With the utter failure of democracy to (1) rein in financial markets worldwide thus generating an ongoing economic catastrophe or to (2) force the perpetrators of these financial shenaningans to share in the burdens of repairing the damage, only direct action is left. Bravo to the people of Greece for pouring into the streets Egyptian-style and refusing to allow their country to be swallowed up by the banker squids.
It has been evident even to a casual outside observer such as myself without the benefit of a PhD in economics that the Greek economy could never escape from the country’s insane debt. This crushing burden, roughly similar to the permanent debt peonage forced on black sharecroppers in the post-bellum South, was built up through a combination of local fecklessness and international collusion by French, German and British banks aided, need we add, by the scam-artistry of Goldman Sachs.
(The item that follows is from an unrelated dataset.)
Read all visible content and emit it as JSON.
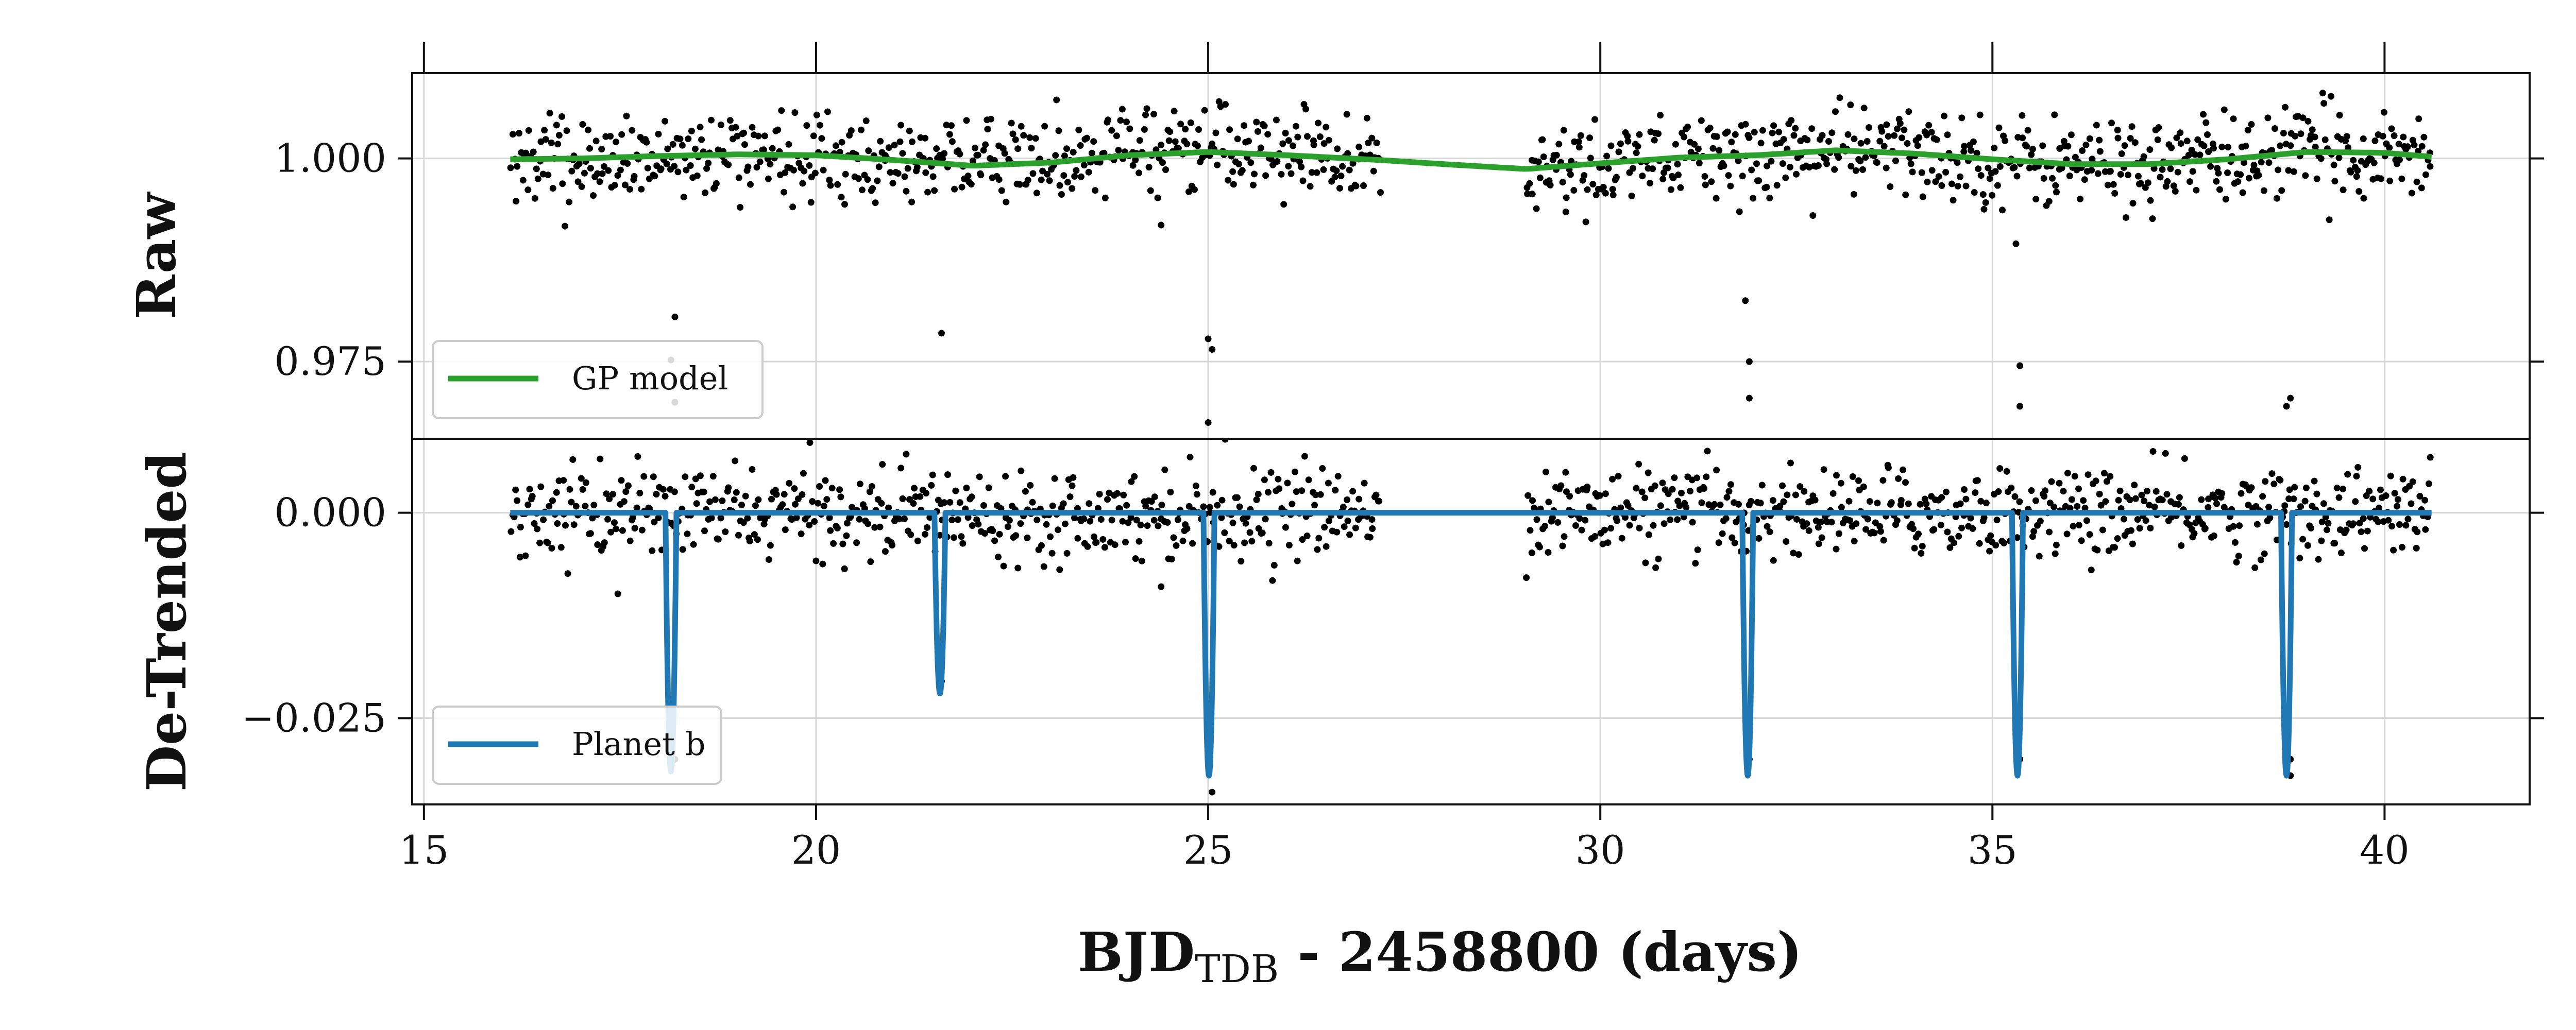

In his annals of Alexander the Great’s conquests around the Mediterranean and beyond, Arrian relates how the invading Macedonian hordes would lay siege to a resisting city, slaughter its defenders and carry off its treasures. That’s pretty much what the European Central Bank has in mind for Greece today—its latest ‘solution’ to the debt trap is for virtually any Greek public asset of value to be sold off to privateers, all while no bondholder forfeits a single centime. If that doesn’t pay the bills, perhaps the ECB could arrange for surviving Greeks to be sold into slavery.
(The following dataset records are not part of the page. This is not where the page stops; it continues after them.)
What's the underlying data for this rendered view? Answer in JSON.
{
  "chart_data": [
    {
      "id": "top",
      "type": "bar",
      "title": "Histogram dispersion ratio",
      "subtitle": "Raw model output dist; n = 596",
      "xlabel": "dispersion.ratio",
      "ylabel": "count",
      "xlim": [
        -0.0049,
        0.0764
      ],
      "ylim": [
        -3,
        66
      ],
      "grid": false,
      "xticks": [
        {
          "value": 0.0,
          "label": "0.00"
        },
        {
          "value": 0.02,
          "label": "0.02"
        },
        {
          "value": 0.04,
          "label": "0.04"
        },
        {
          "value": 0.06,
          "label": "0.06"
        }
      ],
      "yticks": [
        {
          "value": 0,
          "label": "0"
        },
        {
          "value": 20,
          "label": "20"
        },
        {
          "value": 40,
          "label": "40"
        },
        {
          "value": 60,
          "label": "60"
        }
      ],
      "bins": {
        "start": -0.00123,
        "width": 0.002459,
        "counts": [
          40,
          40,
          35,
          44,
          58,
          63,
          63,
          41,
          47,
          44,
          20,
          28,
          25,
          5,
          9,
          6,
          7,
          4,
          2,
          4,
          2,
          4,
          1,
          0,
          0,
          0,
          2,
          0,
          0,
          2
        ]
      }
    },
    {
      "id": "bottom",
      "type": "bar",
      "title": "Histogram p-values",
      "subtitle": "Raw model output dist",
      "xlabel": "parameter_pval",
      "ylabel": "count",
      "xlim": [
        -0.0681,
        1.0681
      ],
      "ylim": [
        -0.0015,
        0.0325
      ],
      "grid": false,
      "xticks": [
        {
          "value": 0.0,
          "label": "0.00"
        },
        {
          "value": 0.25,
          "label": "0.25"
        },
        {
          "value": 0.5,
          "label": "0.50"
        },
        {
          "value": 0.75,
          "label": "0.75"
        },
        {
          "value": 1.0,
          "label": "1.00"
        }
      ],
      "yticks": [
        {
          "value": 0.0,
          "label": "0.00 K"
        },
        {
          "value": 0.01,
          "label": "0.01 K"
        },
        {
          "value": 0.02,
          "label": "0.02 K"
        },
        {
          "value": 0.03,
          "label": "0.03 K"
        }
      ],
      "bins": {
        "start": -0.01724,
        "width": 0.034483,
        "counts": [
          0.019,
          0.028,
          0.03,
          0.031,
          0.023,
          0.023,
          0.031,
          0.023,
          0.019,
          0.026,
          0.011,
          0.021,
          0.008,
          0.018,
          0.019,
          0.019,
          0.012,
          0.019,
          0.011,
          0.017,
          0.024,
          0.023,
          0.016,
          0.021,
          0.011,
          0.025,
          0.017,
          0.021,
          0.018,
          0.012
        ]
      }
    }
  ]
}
We have seen this all before. Latin America was forced into a similar process of wealth transfer through debt, which only ended when the endless extraction became untenable and destabilizing. The process included lengthy and complex negotiations in which all parties, including creditors, had to agree to give up something. But the European Union, whose 27 members cannot decide what size table to sit around, shows no signs of finding its way toward a solution of this sort.
The banksters raise a great hue and cry about the horrors of default—that Greece simply declare itself incapable of paying out on its sovereign bonds—but this outcome seems to me highly desirable to inject a bracing dose of reality into the conversation, even or especially if it collapses a French bank or two. There is much talk of a Lehman Brothers-style crisis, a meltdown and all the rest, and in a highly leveraged, unregulated financial system run by devious gangsters, severe instability is always a possibility.
But the alternative is to allow the obscenely wealthy to keep shifting the burden of their incompetence onto the state (i.e. taxpayers) indefinitely while any gains accrue only to them. Elections, which result in a back-and-forth between members of the political class all in thrall to these banker gangs, are irrelevant. It’s time for the pitchforks, come what may.